How I tripled my MRR to $3.1k in 3 months - Part 1

I’ve been selling courses for over two and a half years on my website, justdjango.com and started working full time on it from March of this year. Since then, I’ve documented the most important decisions I’ve made so far, and how it’s affected the revenue of the site.

This is part 1 of a series of articles I'll be writing about the significant changes I made to my site that helped increase revenue and other metrics.

Part 1 - Subdomain
Part 2 - TBA

This post is specifically about the effect of moving my courses' website to a subdomain.


Moving to a subdomain helps filter out people who aren’t really interested in your courses, at least that's my hypothesis.

Why I moved to a subdomain

The reason I did this was that I had future plans to transform the root domain into more of a central landing page. It would have a contact page, a short about-me, and promote my freelancing work.

But the main focus was to drive people towards the learning platform, on learn.justdjango.com

After effect

I set up a tracking goal in April to see how many people would click on the call-to-action that redirected them to the subdomain.

Plausible goal

Unfortunately, I didn't track this back in March so I can only assume the traffic has been the same or worse. Using Plausible Analytics, you can see the redirect goal achieves just under 20% conversion.
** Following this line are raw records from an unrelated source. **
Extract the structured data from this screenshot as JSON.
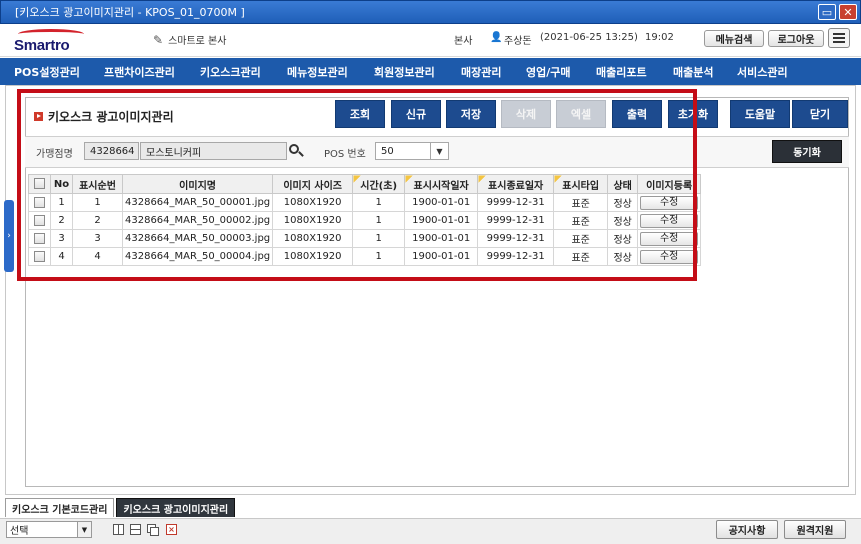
{
  "window": {
    "title": "[키오스크 광고이미지관리 - KPOS_01_0700M ]"
  },
  "header": {
    "logo_text": "Smartro",
    "store_name": "스마트로 본사",
    "branch": "본사",
    "user": "주상돈",
    "datetime": "(2021-06-25 13:25)",
    "clock": "19:02",
    "menu_search_label": "메뉴검색",
    "logout_label": "로그아웃"
  },
  "menu": [
    "POS설정관리",
    "프랜차이즈관리",
    "키오스크관리",
    "메뉴정보관리",
    "회원정보관리",
    "매장관리",
    "영업/구매",
    "매출리포트",
    "매출분석",
    "서비스관리"
  ],
  "page": {
    "title": "키오스크 광고이미지관리"
  },
  "toolbar": {
    "query": "조회",
    "new": "신규",
    "save": "저장",
    "delete": "삭제",
    "excel": "엑셀",
    "print": "출력",
    "reset": "초기화",
    "help": "도움말",
    "close": "닫기"
  },
  "search": {
    "store_label": "가맹점명",
    "store_code": "4328664",
    "store_name": "모스토니커피",
    "pos_label": "POS 번호",
    "pos_value": "50",
    "sync_label": "동기화"
  },
  "grid": {
    "columns": [
      "No",
      "표시순번",
      "이미지명",
      "이미지 사이즈",
      "시간(초)",
      "표시시작일자",
      "표시종료일자",
      "표시타입",
      "상태",
      "이미지등록"
    ],
    "rows": [
      {
        "no": "1",
        "order": "1",
        "name": "4328664_MAR_50_00001.jpg",
        "size": "1080X1920",
        "sec": "1",
        "start": "1900-01-01",
        "end": "9999-12-31",
        "type": "표준",
        "status": "정상",
        "action": "수정"
      },
      {
        "no": "2",
        "order": "2",
        "name": "4328664_MAR_50_00002.jpg",
        "size": "1080X1920",
        "sec": "1",
        "start": "1900-01-01",
        "end": "9999-12-31",
        "type": "표준",
        "status": "정상",
        "action": "수정"
      },
      {
        "no": "3",
        "order": "3",
        "name": "4328664_MAR_50_00003.jpg",
        "size": "1080X1920",
        "sec": "1",
        "start": "1900-01-01",
        "end": "9999-12-31",
        "type": "표준",
        "status": "정상",
        "action": "수정"
      },
      {
        "no": "4",
        "order": "4",
        "name": "4328664_MAR_50_00004.jpg",
        "size": "1080X1920",
        "sec": "1",
        "start": "1900-01-01",
        "end": "9999-12-31",
        "type": "표준",
        "status": "정상",
        "action": "수정"
      }
    ]
  },
  "tabs": {
    "tab1": "키오스크 기본코드관리",
    "tab2": "키오스크 광고이미지관리"
  },
  "status": {
    "select_value": "선택",
    "notice_label": "공지사항",
    "remote_label": "원격지원"
  },
  "colors": {
    "title_bar": "#1f5fb8",
    "menu_bar": "#1d5aab",
    "toolbar_button": "#1d4b8f",
    "highlight_box": "#c40d17"
  }
}
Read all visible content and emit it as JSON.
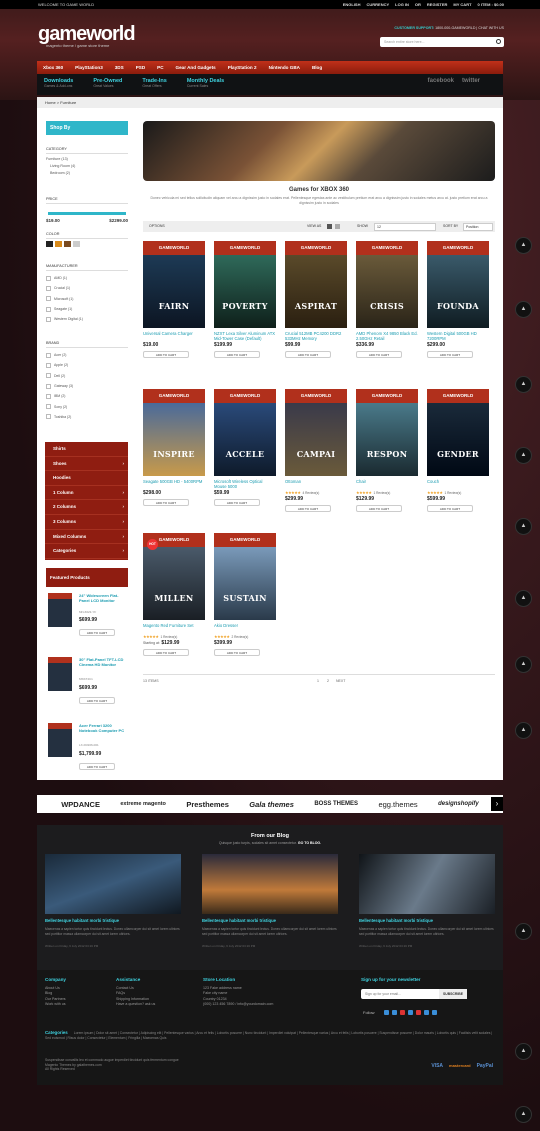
{
  "topbar": {
    "welcome": "WELCOME TO GAME WORLD",
    "lang": "ENGLISH",
    "currency": "CURRENCY",
    "login": "LOG IN",
    "or": "OR",
    "register": "REGISTER",
    "cart": "MY CART",
    "cart_items": "0 ITEM : $0.00"
  },
  "header": {
    "logo": "gameworld",
    "tagline": "magento theme / game store theme",
    "support_label": "CUSTOMER SUPPORT:",
    "support_phone": "1800-000-GAMEWORLD",
    "chat": "CHAT WITH US",
    "search_placeholder": "Search entire store here..."
  },
  "nav": [
    "Xbox 360",
    "PlayStation3",
    "3DS",
    "PSD",
    "PC",
    "Gear And Gadgets",
    "PlayStation 2",
    "Nintendo GBA",
    "Blog"
  ],
  "subnav": [
    {
      "t": "Downloads",
      "s": "Games & Add-ons"
    },
    {
      "t": "Pre-Owned",
      "s": "Great Values"
    },
    {
      "t": "Trade-Ins",
      "s": "Great Offers"
    },
    {
      "t": "Monthly Deals",
      "s": "Current Sales"
    }
  ],
  "social": [
    "facebook",
    "twitter"
  ],
  "breadcrumb": "Home  >  Furniture",
  "sidebar": {
    "shopby": "Shop By",
    "category": "CATEGORY",
    "cats": [
      "Furniture (13)",
      "Living Room (4)",
      "Bedroom (2)"
    ],
    "price": "PRICE",
    "pmin": "$19.00",
    "pmax": "$2299.00",
    "color": "COLOR",
    "manufacturer": "MANUFACTURER",
    "manus": [
      "AMD (1)",
      "Crucial (1)",
      "Microsoft (1)",
      "Seagate (1)",
      "Western Digital (1)"
    ],
    "brand": "BRAND",
    "brands": [
      "Acer (2)",
      "Apple (2)",
      "Dell (2)",
      "Gateway (3)",
      "IBM (2)",
      "Sony (2)",
      "Toshiba (2)"
    ],
    "menu": [
      "Shirts",
      "Shoes",
      "Hoodies",
      "1 Column",
      "2 Columns",
      "3 Columns",
      "Mixed Columns",
      "Categories"
    ],
    "featured": "Featured Products",
    "fproducts": [
      {
        "n": "24\" Widescreen Flat-Panel LCD Monitor",
        "sku": "MN-6623-YF",
        "p": "$699.99"
      },
      {
        "n": "30\" Flat-Panel TFT-LCD Cinema HD Monitor",
        "sku": "MSST4C1",
        "p": "$699.99"
      },
      {
        "n": "Acer Ferrari 3200 Notebook Computer PC",
        "sku": "LX-FR206-001",
        "p": "$1,799.99"
      }
    ],
    "addcart": "ADD TO CART"
  },
  "main": {
    "title": "Games for XBOX 360",
    "desc": "Donec vehicula mi sed tellus sollicitudin aliquam vel arcu a dignissim justo in sodales erat. Pellentesque egestas ante ac vestibulum pretium erat arcu a dignissim justo in sodales metus arcu at. justo pretium erat arcu a dignissim justo in sodales",
    "options": "OPTIONS",
    "viewas": "VIEW AS",
    "show": "SHOW",
    "show_val": "12",
    "sortby": "SORT BY",
    "sort_val": "Position",
    "items": "13 ITEMS",
    "pages": [
      "1",
      "2",
      "NEXT"
    ]
  },
  "products": [
    {
      "name": "Universal Camera Charger",
      "price": "$19.00",
      "art": "FAIRN",
      "c1": "#1d3a55",
      "c2": "#0c1522",
      "rating": ""
    },
    {
      "name": "NZXT Lexa Silver Aluminum ATX Mid-Tower Case (Default)",
      "price": "$199.99",
      "art": "POVERTY",
      "c1": "#2f6a5a",
      "c2": "#0e1f1a",
      "rating": ""
    },
    {
      "name": "Crucial 512MB PC4200 DDR2 533MHz Memory",
      "price": "$99.99",
      "art": "ASPIRAT",
      "c1": "#5a4a2a",
      "c2": "#2a1f10",
      "rating": ""
    },
    {
      "name": "AMD Phenom X4 9850 Black Ed. 2.50GHz Retail",
      "price": "$336.99",
      "art": "CRISIS",
      "c1": "#6a5a3a",
      "c2": "#2a2418",
      "rating": ""
    },
    {
      "name": "Western Digital 500GB HD 7200RPM",
      "price": "$299.00",
      "art": "FOUNDA",
      "c1": "#3a5a6a",
      "c2": "#0f1c22",
      "rating": ""
    },
    {
      "name": "Seagate 500GB HD - 5400RPM",
      "price": "$298.00",
      "art": "INSPIRE",
      "c1": "#4a6a9a",
      "c2": "#c89a4a",
      "rating": ""
    },
    {
      "name": "Microsoft Wireless Optical Mouse 5000",
      "price": "$59.99",
      "art": "ACCELE",
      "c1": "#2a4a7a",
      "c2": "#0e1a2a",
      "rating": ""
    },
    {
      "name": "Ottoman",
      "price": "$299.99",
      "art": "CAMPAI",
      "c1": "#3a3a4a",
      "c2": "#6a5a3a",
      "rating": "4 Review(s)"
    },
    {
      "name": "Chair",
      "price": "$129.99",
      "art": "RESPON",
      "c1": "#4a7a8a",
      "c2": "#1a2a30",
      "rating": "1 Review(s)"
    },
    {
      "name": "Couch",
      "price": "$599.99",
      "art": "GENDER",
      "c1": "#1a2a3a",
      "c2": "#000814",
      "rating": "1 Review(s)"
    },
    {
      "name": "Magento Red Furniture Set",
      "price": "$129.99",
      "price_prefix": "Starting at:",
      "art": "MILLEN",
      "c1": "#4a5a6a",
      "c2": "#1a1f25",
      "rating": "1 Review(s)",
      "hot": "HOT"
    },
    {
      "name": "Akio Dresser",
      "price": "$399.99",
      "art": "SUSTAIN",
      "c1": "#7a9aba",
      "c2": "#2a3a4a",
      "rating": "2 Review(s)"
    }
  ],
  "product_header": "GAMEWORLD",
  "brands": [
    "WPDANCE",
    "extreme magento",
    "Presthemes",
    "Gala themes",
    "BOSS THEMES",
    "egg.themes",
    "designshopify"
  ],
  "blog": {
    "title": "From our Blog",
    "sub": "Quisque justo turpis, sodales sit amet consectetur.",
    "goto": "GO TO BLOG.",
    "posts": [
      {
        "t": "Bellentesque habitant morbi tristique",
        "d": "Maecenas a sapien tortor quis tincidunt lectus. Donec ullamcorper dui sit amet lorem ultrices sed porttitor massa ullamcorper dui sit amet lorem ultrices.",
        "m": "Written on Friday, 6 July 2012 03:16 PM"
      },
      {
        "t": "Bellentesque habitant morbi tristique",
        "d": "Maecenas a sapien tortor quis tincidunt lectus. Donec ullamcorper dui sit amet lorem ultrices sed porttitor massa ullamcorper dui sit amet lorem ultrices.",
        "m": "Written on Friday, 6 July 2012 03:16 PM"
      },
      {
        "t": "Bellentesque habitant morbi tristique",
        "d": "Maecenas a sapien tortor quis tincidunt lectus. Donec ullamcorper dui sit amet lorem ultrices sed porttitor massa ullamcorper dui sit amet lorem ultrices.",
        "m": "Written on Friday, 6 July 2012 03:16 PM"
      }
    ]
  },
  "footer": {
    "company": {
      "h": "Company",
      "items": [
        "About Us",
        "Blog",
        "Our Partners",
        "Work with us"
      ]
    },
    "assistance": {
      "h": "Assistance",
      "items": [
        "Contact Us",
        "FAQs",
        "Shipping Information",
        "Have a question? ask us"
      ]
    },
    "store": {
      "h": "Store Location",
      "items": [
        "123 Fake address name",
        "Fake city name",
        "Country 01234",
        "(000) 123 456 7890 / info@yourdomain.com"
      ]
    },
    "signup": "Sign up for your newsletter",
    "email_ph": "Sign up for your email...",
    "subscribe": "SUBSCRIBE",
    "follow": "Follow",
    "cats_label": "Categories",
    "cats": "Lorem ipsum | Dolor sit amet | Consectetur | Adipiscing elit | Pellentesque varius | Arcu et felis | Lobortis posuere | Nunc tincidunt | Imperdiet volutpat | Pellentesque varius | Arcu et felis | Lobortis posuere | Suspendisse posuere | Dolor mauris | Lobortis quis | Facilisis velit sodales | Sed euismod | Risus dolor | Consectetur | Elementum | Fringilla | Maecenas Quis",
    "copy": [
      "Suspendisse convallis leo et commodo augue imperdiet tincidunt quis fermentum congue",
      "Magento Themes by galathemes.com",
      "All Rights Reserved"
    ],
    "pay": [
      "VISA",
      "mastercard",
      "PayPal"
    ]
  },
  "colors": {
    "accent": "#2fb6c9",
    "nav_red": "#b1301c",
    "brand_red": "#8f1d11"
  }
}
This is quite a big decrease in the original traffic that used to be able to signup for the courses straight away.

Impact on finances and growth

The courses were moved to a subdomain in early April.


This table compares the numbers for the month of March (before subdomain) and June (3 months after subdomain)
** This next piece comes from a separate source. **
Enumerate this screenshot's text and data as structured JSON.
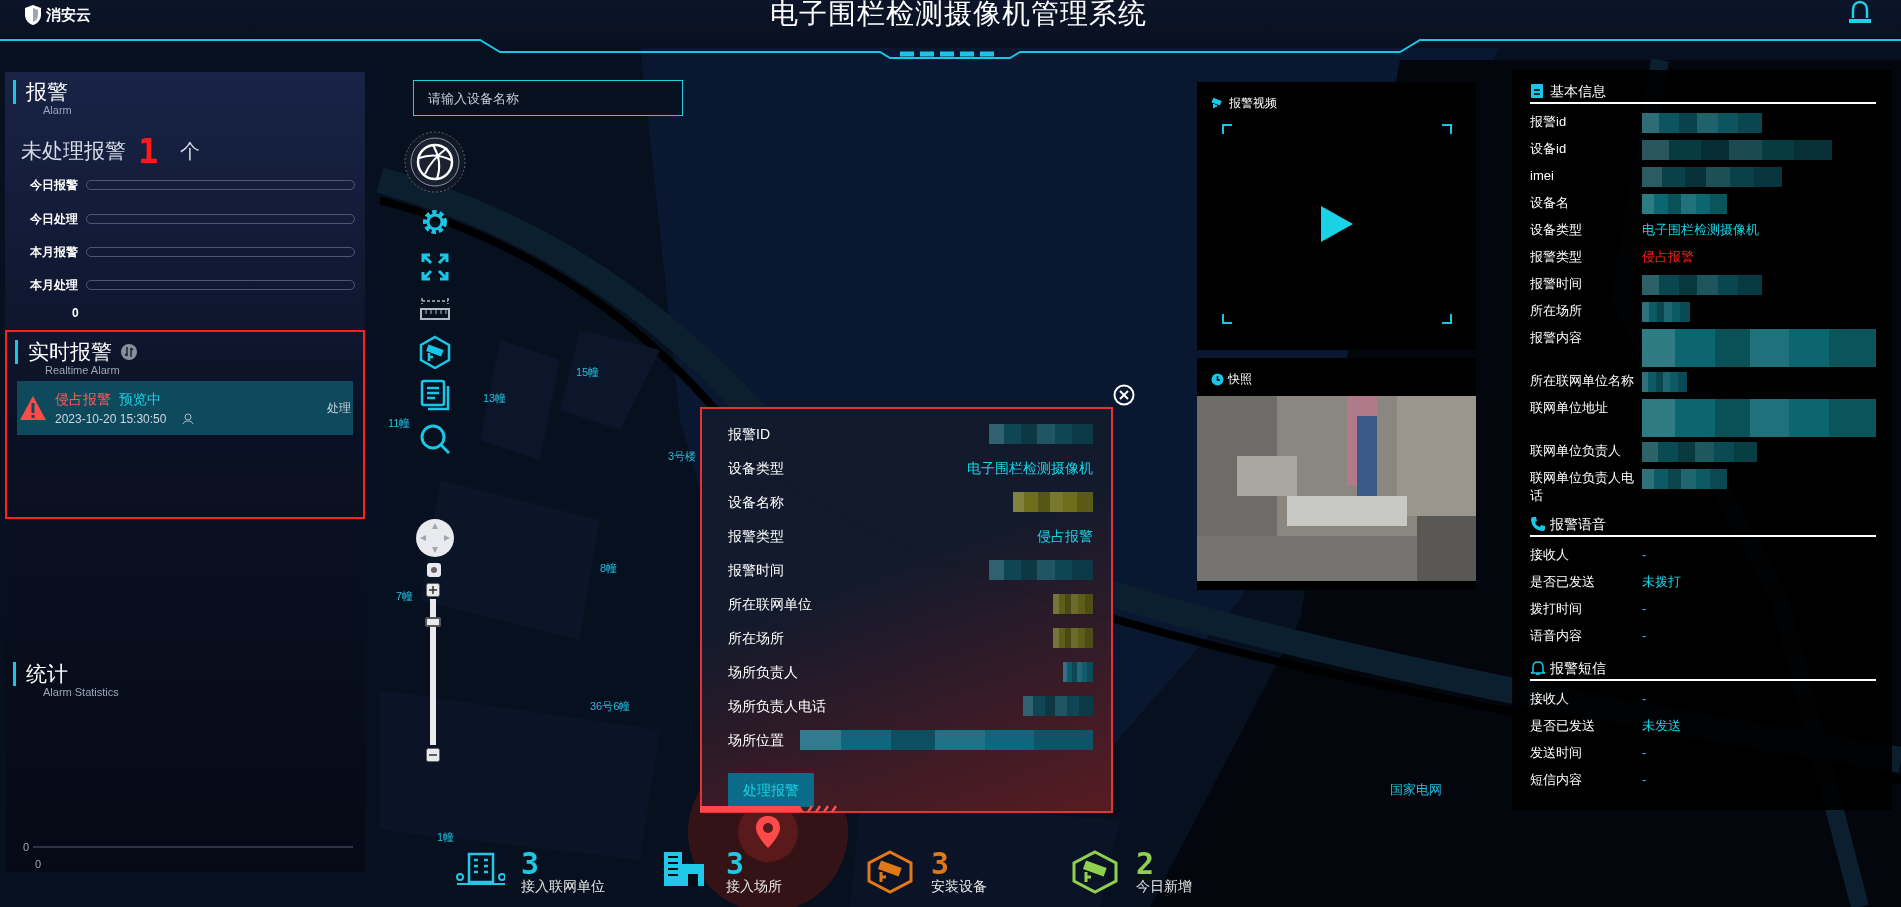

I need to make it clear that moving to a subdomain was not the only big change I made to the site. I made several large changes and I don't think this one helped as much as the others. But I do find it interesting because the number of signups decreased (as we saw from the Plausible data), but the conversion rate increased significantly.
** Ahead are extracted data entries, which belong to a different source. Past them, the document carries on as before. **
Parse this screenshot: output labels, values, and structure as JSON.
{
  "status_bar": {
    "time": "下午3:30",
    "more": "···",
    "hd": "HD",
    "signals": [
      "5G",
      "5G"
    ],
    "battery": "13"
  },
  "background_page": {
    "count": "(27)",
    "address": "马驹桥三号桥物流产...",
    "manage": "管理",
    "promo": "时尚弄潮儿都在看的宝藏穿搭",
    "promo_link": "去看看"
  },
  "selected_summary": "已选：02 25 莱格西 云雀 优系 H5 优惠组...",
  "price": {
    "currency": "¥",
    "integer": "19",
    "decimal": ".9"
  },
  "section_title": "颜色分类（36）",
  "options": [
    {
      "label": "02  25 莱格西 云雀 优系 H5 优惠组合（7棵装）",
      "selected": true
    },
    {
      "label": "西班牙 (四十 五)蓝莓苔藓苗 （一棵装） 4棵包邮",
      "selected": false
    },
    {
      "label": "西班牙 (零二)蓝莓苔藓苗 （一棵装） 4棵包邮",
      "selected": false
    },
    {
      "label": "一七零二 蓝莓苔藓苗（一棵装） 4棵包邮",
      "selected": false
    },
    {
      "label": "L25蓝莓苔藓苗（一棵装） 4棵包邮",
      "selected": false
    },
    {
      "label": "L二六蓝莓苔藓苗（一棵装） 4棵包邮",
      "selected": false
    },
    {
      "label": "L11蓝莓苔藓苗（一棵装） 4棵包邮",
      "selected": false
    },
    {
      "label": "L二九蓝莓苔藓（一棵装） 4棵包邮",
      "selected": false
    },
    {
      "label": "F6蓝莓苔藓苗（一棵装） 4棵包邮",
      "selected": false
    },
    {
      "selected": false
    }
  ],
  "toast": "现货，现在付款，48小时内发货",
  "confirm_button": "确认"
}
I'd like to believe the increase in the conversion rate is related to the subdomain move because it largely filtered out people who were not interested in taking my courses. The remaining 20% of traffic that went through to the subdomain were much more realistic customers. I can't say for sure that it did help, but I just have a feeling. I'd love to hear your take on this!

Quick related sidenote

Logging in with Google is both good and bad. It’s good because it allows people to quickly login with just a click of a button, which is very convenient. It’s bad because it allows people to essentially window-shop. You can login with Google, take a look around, and then leave and forget about it. Whereas logging in with email and password, to me, feels like it requires a little bit more interest to create an account. If you have an opinion on this thought please leave a comment below. I'd love to discuss it.

  1. 2

    This is really interesting.

    Can you go into more detail on WHY you think the subdomain filtered people out.

    Reason I'm asking is because I can't get my head around why a general user would care. They just click buttons and go to pages; I can't see how it would affect them if they click signup and it goes to




    1. 1

      You're right, a user wouldn't care about what the domain is.

      I think the reason this filtering happened was that the courses were on the original domain for quite a while (more or less 1.5 years).

      As an example, in my YouTube videos, long before the subdomain move, I had been promoting my website. After moving to the subdomain, those people that watched those old YouTube videos and went to the root domain were now greeted with a new website that they couldn't login to (as shown in the YouTube videos). So I believe the people who were not as interested in the courses would just close the tab and move on. Whereas people who were more interested in the courses would see the link in the navbar, or the CTA, and click to go to the subdomain.

  2. 1

    Very interesting. Do you have data before march? To compare to with COVID changes

    1. 1

      Unfortunately, not much except financial data from Stripe

  3. 1

    Congrats man! really insightful post too. Cheers

  4. 1

    great read, where do you host your courses?
    do you have free sample/preview courses?

    1. 1

      I host them on Vimeo. Yes, there are a couple of courses that are available for free on the website when you signup.